Faith in New Home Market at 18-Year High
Builder confidence shot up in December, reaching the highest level the National Association of Home Builders (NAHB) has recorded in 18 years. NAHB said its Housing Market Index (HMI), which is cosponsored by Wells Fargo, gained 5 points to 74 from a downwardly revised (from 70) November reading.
The Index, which measures NAHB's new home builder-members confidence in the market for newly constructed homes, was last at this level in July 1999. NAHB has been conducting the monthly survey for more than 30 years.
NAHB asks builders for their perceptions of current single-family home sales and sales expectations for the next six months as "good," "fair" or "poor." The survey also asks builders to rate traffic of prospective buyers as "high to very high," "average" or "low to very low." Scores for each component are then used to calculate a seasonally adjusted index where any number over 50 indicates that more builders view conditions as good than poor.
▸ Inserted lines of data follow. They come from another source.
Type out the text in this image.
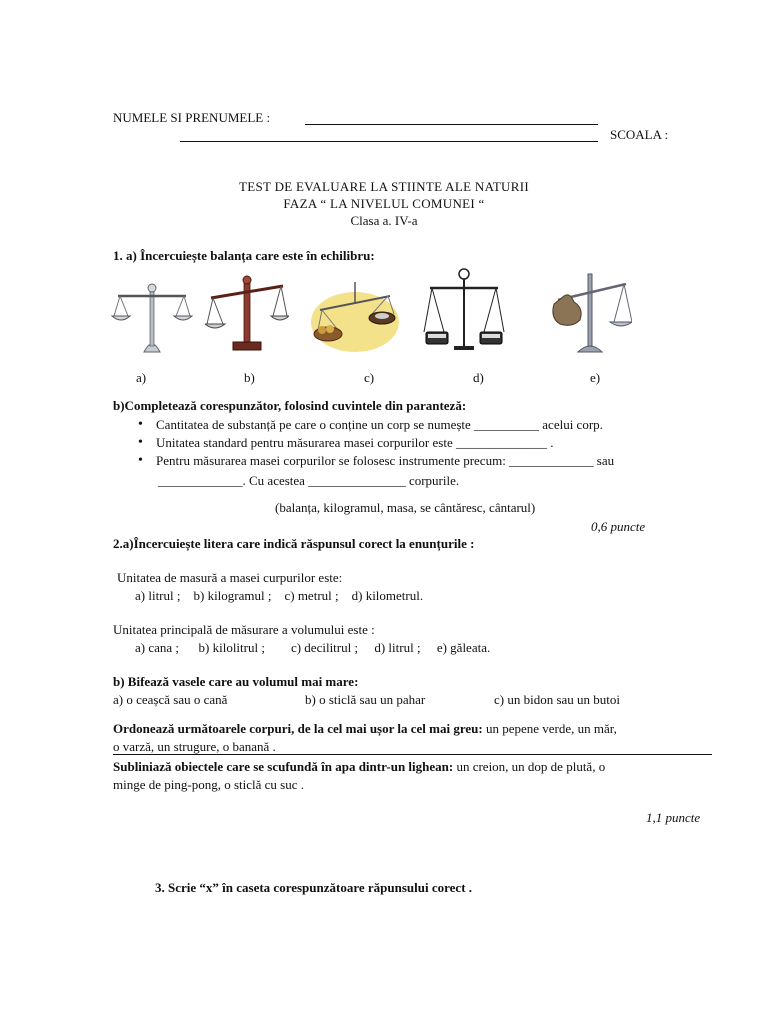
NUMELE SI PRENUMELE :
SCOALA :
TEST DE EVALUARE LA STIINTE ALE NATURII
FAZA “ LA NIVELUL COMUNEI “
Clasa a. IV-a
1. a) Încercuiește balanța care este în echilibru:
a)	b)	c)	d)	e)
b)Completează corespunzător, folosind cuvintele din paranteză:
• Cantitatea de substanță pe care o conține un corp se numește __________ acelui corp.
• Unitatea standard pentru măsurarea masei corpurilor este ______________ .
• Pentru măsurarea masei corpurilor se folosesc instrumente precum: _____________ sau
_____________. Cu acestea _______________ corpurile.
(balanța, kilogramul, masa, se cântăresc, cântarul)
0,6 puncte
2.a)Încercuiește litera care indică răspunsul corect la enunțurile :
Unitatea de masură a masei curpurilor este:
a) litrul ;    b) kilogramul ;    c) metrul ;    d) kilometrul.
Unitatea principală de măsurare a volumului este :
a) cana ;      b) kilolitrul ;        c) decilitrul ;     d) litrul ;     e) găleata.
b) Bifează vasele care au volumul mai mare:
a) o ceașcă sau o cană	b) o sticlă sau un pahar	c) un bidon sau un butoi
Ordonează următoarele corpuri, de la cel mai ușor la cel mai greu: un pepene verde, un măr,
o varză, un strugure, o banană .
Subliniază obiectele care se scufundă în apa dintr-un lighean: un creion, un dop de plută, o
minge de ping-pong, o sticlă cu suc .
1,1 puncte
3. Scrie “x” în caseta corespunzătoare răpunsului corect .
All three HMI components registered gains in December. The component measuring buyer traffic, which has surpassed the 50-point mark in only a scattered few months since the early 2000s, jumped eight points to 58. The index gauging current sales conditions rose four points to 81 and the index charting sales expectations in the next six months increased three points to 79.
NAHB Chief Economist Robert Dietz said of the results, "The HMI measure of home buyer traffic rose eight points, showing that demand for housing is on the rise. With low unemployment rates, favorable demographics and a tight supply of existing home inventory, we can expect continued upward movement of the single-family construction sector next year."
Regional scores are presented as three-month moving averages. The Midwest climbed six points to 69, the South rose three points to 72, the West increased two points to 79 and Northeast inched up a single point to 54.